La Chine peut-elle prendre le risque de couper ses liens économiques avec les pays de l’OCDE comme l’a fait la Russie en attaquant l’Ukraine. C’est difficile à croire. Parce que déjà sa demande intérieure est trop faible et que sa croissance dépend trop de ses exports. Qu’il y a eu aussi, depuis son adhésion à l’OMC en décembre 2001, une forte imbrication capitalistique entre les deux zones, et qu’enfin, contrepartie de ses excédents commerciaux la Chine détient des réserves de change considérables en devises étrangères. Finalement, en cas de séparation entre la Chine et les pays de l’OCDE, la croissance chinoise serait plombée or il en va de la stabilité politique du pays.
La trajectoire prise par l’économie chinoise renvoie aujourd’hui l’image d’une économique proche de l’asphyxie. La propagation du variant Omicron et la politique du zéro Covid conduisent au confinement de grandes villes et plombe l’activité. Les PMI manufacturier comme non manufacturier sont passés sous la barre des 50 en mars dernier entrant ainsi dans la zone indiquant une contraction de l’activité.

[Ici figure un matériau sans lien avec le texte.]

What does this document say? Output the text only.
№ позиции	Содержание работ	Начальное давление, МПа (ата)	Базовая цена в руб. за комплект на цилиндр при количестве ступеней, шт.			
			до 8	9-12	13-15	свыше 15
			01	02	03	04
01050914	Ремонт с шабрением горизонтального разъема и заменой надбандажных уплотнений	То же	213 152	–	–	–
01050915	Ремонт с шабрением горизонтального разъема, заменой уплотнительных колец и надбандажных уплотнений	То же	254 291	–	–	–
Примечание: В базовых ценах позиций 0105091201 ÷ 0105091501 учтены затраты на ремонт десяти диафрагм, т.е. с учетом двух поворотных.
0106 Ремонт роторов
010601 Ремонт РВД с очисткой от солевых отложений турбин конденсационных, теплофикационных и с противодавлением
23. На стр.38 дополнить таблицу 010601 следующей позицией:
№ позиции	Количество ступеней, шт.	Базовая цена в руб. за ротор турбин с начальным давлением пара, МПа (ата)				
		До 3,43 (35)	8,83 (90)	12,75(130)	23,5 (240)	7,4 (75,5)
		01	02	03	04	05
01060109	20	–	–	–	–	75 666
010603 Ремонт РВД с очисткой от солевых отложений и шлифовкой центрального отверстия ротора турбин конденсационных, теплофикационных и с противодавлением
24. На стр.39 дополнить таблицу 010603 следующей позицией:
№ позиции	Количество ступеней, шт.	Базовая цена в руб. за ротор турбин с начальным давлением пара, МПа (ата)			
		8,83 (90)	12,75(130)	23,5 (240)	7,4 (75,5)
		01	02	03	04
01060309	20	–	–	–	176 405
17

Mais au-delà même des conséquences de la crise de la Covid-19, la stratégie de Xi Jinping de la double circulation, visant à la fois à stimuler le marché intérieur et le commerce extérieur pour diversifier les risques ne fonctionne pas car la demande intérieure est défaillante. Le consommateur chinois n’est notamment pas à la fête comme le montre l’essoufflement des ventes au détail et des services de restauration. Au ralentissement du développement de la classe moyenne, se pose le problème du vieillissement démographique conjugué à la faiblesse du système de retraite et de santé qui contraint les ménages à épargner plus. A plus long terme, le recul de la population en âge de travailler va se traduire par une réduction de la capacité du pays à créer de la croissance. Face à une progression au ralenti de la demande domestique, ce sont donc les exportations qui tirent la croissance. Or, les pays de l’OCDE absorbent plus de la moitié des exportations chinoises, des exports en hausse pour un total de plus de 1 300 milliards de dollars en 2020, c’est plus de 9% du PIB chinois en valeur. Et ce sont les Etats-Unis et l’Europe qui forment bien l’essentiel des marchés extérieurs chinois en étant la destination de plus d’un dollar sur 3 exportés par l’Empire du milieu. C’est une source essentielle de croissance.
Le flux et les stocks des investissements directs globaux donnent de leurs côté une bonne indication de l’imbrication capitalistique des économies : que ce soient les flux entrants ou sortants, ils sont en forte progression, notamment des sorties signe d’une Chine très offensive à l’extérieur de ses frontières. Les stocks d’IDE détenus par les entreprises étrangères en Chine sont proches de 2 000 milliards d’euros, mais à rebours entreprises et investisseurs chinois sont à la tête d’un stock d’IDE de près de 2 500 milliards de dollars à travers le monde.
Or ce sont bien les Etats-Unis et l’UE les premiers investisseurs en Chine, mais aussi les principaux récipiendaires des investissements chinois. Sur les quelques 1 300 milliards de dollars investit par la Chine entre 2005 et 2019, près de 14,5% ont eu pour destination l’UE à 28 et 10% environ les Etats-Unis. En y ajoutant simplement, l’Australie, la Suisse et le Canada, c’est déjà 36% de l’ensemble.
Une rupture entre les deux blocs entraînerait de facto pour les deux de sérieuses pertes. Il y a pour finir les immenses réserves de change qui approchent les 3 500 milliards de dollars. Or cela a agi comme un électrochoc quand les pays occidentaux ont décidé de geler les réserves de la banque centrale russe détenues à l’étranger auprès d’autres instituts monétaires. Impossible pour elle de piocher dans ce trésor de guerre. Pour la Chine cela signifie que la sécurité de ses réserves détenues à l’étranger n’est pas garantie. Elles peuvent aussi être prises en otage dans le cadre de sanctions, en particulier venant de Washington. Or même s’il s’agit d’un secret très bien gardé, un simple regard sur la structure de la composition des réserves de changes des pays émergents dévoilent la domination du dollar, l’euro étant loin derrière.
Bref, le coût économique pour la Chine de couper ses liens avec l’Occident est aujourd’hui trop grand pour que le gouvernement chinois puisse prendre un tel risque.